The Avo Heritage is based on the Compañero blend, perhaps inspired by the popularity of its proud progenitor, or perhaps to fill out the Avo portfolio with a heavier cigar. It uses the same wrapper leaf, a dark Ecuadorian Habano, and for punch the filler includes three different Dominican ligero leaves. The core of the cigar is buttressed with seco leaves from the Dominican Republic as well as Peru, and the bunch is bound with a San Vicente leaf, also from the DR. The cigar was released in the summer of 2010, and is available in four sizes:
- Churchill: 6 3/4 x 48
- Robusto: 4 7/8 x 50
- Short Robusto: 4 x 56
- Toro: 6 x 50
It’s safe to assume quality construction from this factory, and the Avo Heritage Robusto holds no surprises in that regard. The wrapper is a dark and smooth colorado maduro with a touch of oil. The head is finished with a simple but elegant single cap. The roll is firm, the draw is effortless, and it burns with a slow and even disposition.
A well made cigar draws no attention to its behavior. In that respect this one is practically invisible.
Overall construction: Excellent.
The Heritage robusto starts up with an herbal, grassy flavor overlaid with oak. There is a peppery aftertaste, and the finish is dry. A complex aroma with notes of vanilla, or even coconut, blends well with the earthier flavors on the palate.

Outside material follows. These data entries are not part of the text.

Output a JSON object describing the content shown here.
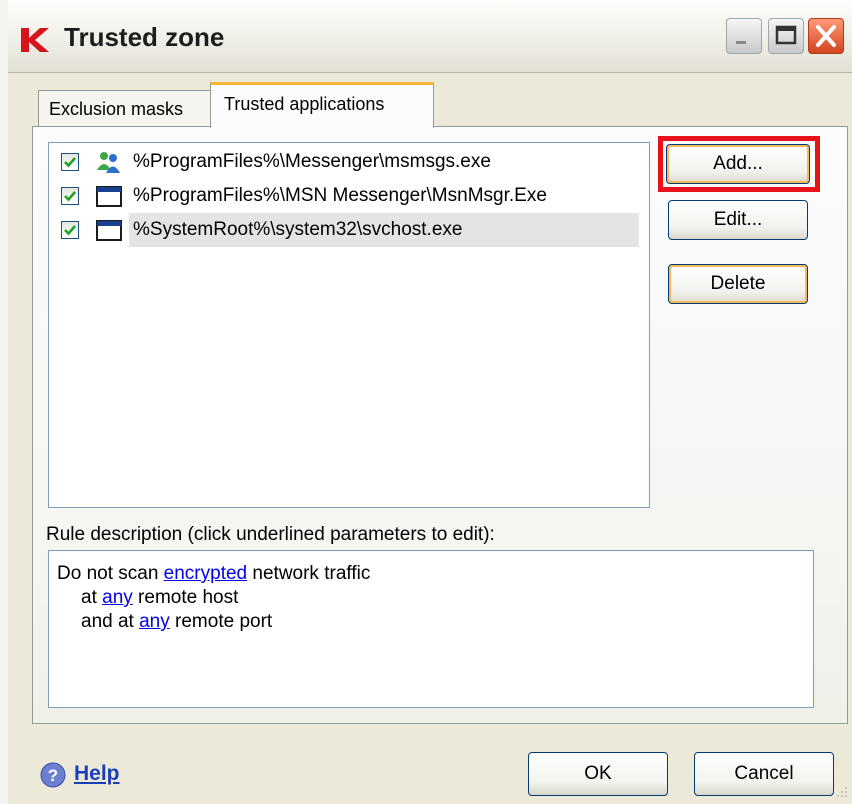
{
  "window": {
    "title": "Trusted zone",
    "accent_color": "#e8121c"
  },
  "tabs": [
    {
      "label": "Exclusion masks",
      "active": false
    },
    {
      "label": "Trusted applications",
      "active": true
    }
  ],
  "apps": [
    {
      "path": "%ProgramFiles%\\Messenger\\msmsgs.exe",
      "checked": true,
      "icon": "messenger-people-icon"
    },
    {
      "path": "%ProgramFiles%\\MSN Messenger\\MsnMsgr.Exe",
      "checked": true,
      "icon": "application-window-icon"
    },
    {
      "path": "%SystemRoot%\\system32\\svchost.exe",
      "checked": true,
      "icon": "application-window-icon",
      "selected": true
    }
  ],
  "buttons": {
    "add": "Add...",
    "edit": "Edit...",
    "delete": "Delete",
    "ok": "OK",
    "cancel": "Cancel"
  },
  "rule": {
    "label": "Rule description (click underlined parameters to edit):",
    "line1_pre": "Do not scan ",
    "line1_link": "encrypted",
    "line1_post": " network traffic",
    "line2_pre": "at ",
    "line2_link": "any",
    "line2_post": " remote host",
    "line3_pre": "and at ",
    "line3_link": "any",
    "line3_post": " remote port"
  },
  "help": {
    "label": "Help"
  }
}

As the cigar develops it picks up some maduro-like flavors: chocolate notes pop up amidst the grassy, mustier flavors. From the ad copy I was expecting a heavier cigar, but I found it to be medium in body and only slightly punchier than the Domaine Avo.
The last stage gives the pepper mill a few more cranks, but even with the spice and the char it remains balanced and smooth.
Avo’s Heritage Robusto is a fine cigar, though a little too dry and grassy for me. It’s smooth, it offers a complex aroma, and is rather affordable, for an Avo anyway — MSRP ranges around $7.00 USD per cigar.
The Heritage Robusto earned a nearly perfect construction score, and if you’re a fan of peppery Dominican cigars (and have exceptional taste) you’ll want to try this one. But given my dilatory posting habits, you probably already have.